После закрытия избирательного участка приступили к подсчету голосов, а когда стемнело, на центральный балкон муниципалитета торжественно вышел дон Калоджеро в трехцветном набрюшнике, сопровождаемый двумя молодыми людьми с зажженными канделябрами, которые тут же, впрочем, задул беззастенчивый ветер. В темноте мэр сообщил невидимой толпе результаты плебисцита в Доннафугате:
— Записавшихся — пятьсот пятнадцать, голосовавших пятьсот двенадцать, «да» — пятьсот двенадцать, «нет» — ноль.
На темной площади захлопали и закричали «ура». На балконе дома дона Калоджеро появилась Анджелика под охраной чернавки-служанки и тоже принялась аплодировать своими красивыми хищными руками. Зазвучали речи: залпы прилагательных в превосходной степени, шипя суффиксами, рикошетировали по стенам близлежащих домов. Под взрывы петард составили петиции королю (новому, разумеется) и генералу Гарибальди. Трехцветные ракеты несколько раз взлетели над городом и исчезли в темном беззвездном небе.
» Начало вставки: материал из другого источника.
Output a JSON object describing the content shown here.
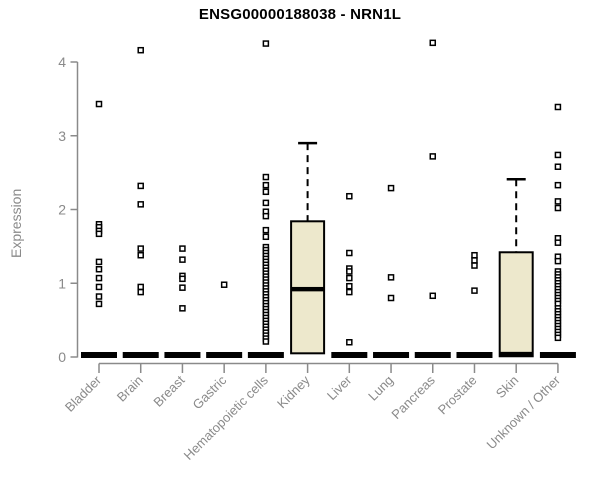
{
  "title": "ENSG00000188038 - NRN1L",
  "y_axis": {
    "label": "Expression",
    "ticks": [
      "0",
      "1",
      "2",
      "3",
      "4"
    ]
  },
  "colors": {
    "box_fill": "#EDE8CC",
    "box_border": "#000000",
    "median": "#000000",
    "whisker": "#000000",
    "point": "#000000",
    "axis": "#8a8a8a",
    "tick_label": "#8a8a8a",
    "title": "#000000",
    "background": "#ffffff"
  },
  "chart_data": {
    "type": "boxplot",
    "title": "ENSG00000188038 - NRN1L",
    "xlabel": "",
    "ylabel": "Expression",
    "ylim": [
      0,
      4.35
    ],
    "yticks": [
      0,
      1,
      2,
      3,
      4
    ],
    "grid": false,
    "legend": null,
    "categories": [
      "Bladder",
      "Brain",
      "Breast",
      "Gastric",
      "Hematopoietic cells",
      "Kidney",
      "Liver",
      "Lung",
      "Pancreas",
      "Prostate",
      "Skin",
      "Unknown / Other"
    ],
    "series": [
      {
        "name": "Bladder",
        "box": {
          "q1": 0,
          "median": 0,
          "q3": 0,
          "whisker_low": 0,
          "whisker_high": 0
        },
        "outliers": [
          3.43,
          1.8,
          1.76,
          1.71,
          1.67,
          1.29,
          1.19,
          1.07,
          0.95,
          0.82,
          0.72
        ]
      },
      {
        "name": "Brain",
        "box": {
          "q1": 0,
          "median": 0,
          "q3": 0,
          "whisker_low": 0,
          "whisker_high": 0
        },
        "outliers": [
          4.16,
          2.32,
          2.07,
          1.47,
          1.38,
          0.95,
          0.88
        ]
      },
      {
        "name": "Breast",
        "box": {
          "q1": 0,
          "median": 0,
          "q3": 0,
          "whisker_low": 0,
          "whisker_high": 0
        },
        "outliers": [
          1.47,
          1.32,
          1.1,
          1.06,
          0.94,
          0.66
        ]
      },
      {
        "name": "Gastric",
        "box": {
          "q1": 0,
          "median": 0,
          "q3": 0,
          "whisker_low": 0,
          "whisker_high": 0
        },
        "outliers": [
          0.98
        ]
      },
      {
        "name": "Hematopoietic cells",
        "box": {
          "q1": 0,
          "median": 0,
          "q3": 0,
          "whisker_low": 0,
          "whisker_high": 0
        },
        "outliers": [
          4.25,
          2.44,
          2.33,
          2.24,
          2.09,
          1.97,
          1.91,
          1.72,
          1.63,
          1.49,
          1.45,
          1.41,
          1.37,
          1.33,
          1.29,
          1.25,
          1.21,
          1.17,
          1.13,
          1.09,
          1.05,
          1.01,
          0.97,
          0.93,
          0.89,
          0.85,
          0.81,
          0.77,
          0.73,
          0.69,
          0.65,
          0.61,
          0.57,
          0.53,
          0.49,
          0.45,
          0.41,
          0.37,
          0.33,
          0.29,
          0.25,
          0.21
        ]
      },
      {
        "name": "Kidney",
        "box": {
          "q1": 0.05,
          "median": 0.92,
          "q3": 1.84,
          "whisker_low": 0.05,
          "whisker_high": 2.9
        },
        "outliers": []
      },
      {
        "name": "Liver",
        "box": {
          "q1": 0,
          "median": 0,
          "q3": 0,
          "whisker_low": 0,
          "whisker_high": 0
        },
        "outliers": [
          2.18,
          1.41,
          1.2,
          1.16,
          1.07,
          0.96,
          0.88,
          0.2
        ]
      },
      {
        "name": "Lung",
        "box": {
          "q1": 0,
          "median": 0,
          "q3": 0,
          "whisker_low": 0,
          "whisker_high": 0
        },
        "outliers": [
          2.29,
          1.08,
          0.8
        ]
      },
      {
        "name": "Pancreas",
        "box": {
          "q1": 0,
          "median": 0,
          "q3": 0,
          "whisker_low": 0,
          "whisker_high": 0
        },
        "outliers": [
          4.26,
          2.72,
          0.83
        ]
      },
      {
        "name": "Prostate",
        "box": {
          "q1": 0,
          "median": 0,
          "q3": 0,
          "whisker_low": 0,
          "whisker_high": 0
        },
        "outliers": [
          1.38,
          1.31,
          1.24,
          0.9
        ]
      },
      {
        "name": "Skin",
        "box": {
          "q1": 0.01,
          "median": 0.04,
          "q3": 1.42,
          "whisker_low": 0.01,
          "whisker_high": 2.41
        },
        "outliers": []
      },
      {
        "name": "Unknown / Other",
        "box": {
          "q1": 0,
          "median": 0,
          "q3": 0,
          "whisker_low": 0,
          "whisker_high": 0
        },
        "outliers": [
          3.39,
          2.74,
          2.58,
          2.33,
          2.11,
          2.02,
          1.61,
          1.55,
          1.36,
          1.3,
          1.16,
          1.12,
          1.08,
          1.04,
          1.0,
          0.96,
          0.92,
          0.88,
          0.84,
          0.8,
          0.76,
          0.72,
          0.66,
          0.62,
          0.58,
          0.54,
          0.5,
          0.46,
          0.42,
          0.38,
          0.34,
          0.3,
          0.26
        ]
      }
    ]
  }
}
В восемь часов все было кончено, и город погрузился во тьму — как каждую ночь, как всегда.
На вершине Монте-Морко, щедро залитой светом, воздух в этот час был прозрачно ясным, но воспоминания минувшего вечера продолжали омрачать душу дона Фабрицио. Ему не удавалось определить, что именно его тревожит, и это было особенно мучительно. Тревога не была вызвана теми большими проблемами, решению которых положил начало плебисцит: интересы королевства (Обеих Сицилии), интересы его класса, собственные интересы хотя и пострадали в результате последних событий, но пострадали не катастрофически. Учитывая обстоятельства, на большее трудно было даже рассчитывать. Его тревога не имела политической подоплеки, уходя корнями глубже — в ту область, что мы называем иррациональной, ибо она погребена под курганами нашего непонимания самих себя.
Накануне, в пасмурный вечер, родилась Италия; родилась в Доннафугате, в этом захолустном городке, как и в сонном Палермо, и в охваченном волнениями Неаполе; не исключено, правда, что при ее появлении на свет присутствовала злая фея, чье имя осталось неизвестным, но главное — она родилась, родилась именно такой, и хотелось надеяться, что ее изначальный облик не изменится, потому что он лучше любого другого. И все же это неотступное беспокойство не было беспричинным; князь чувствовал: пока оглашались сухие цифры, пока произносились высокопарные речи, где-то в глухих закоулках городка, в темных глубинах народного сознания кто-то умер, что-то умерло, Бог тому свидетель.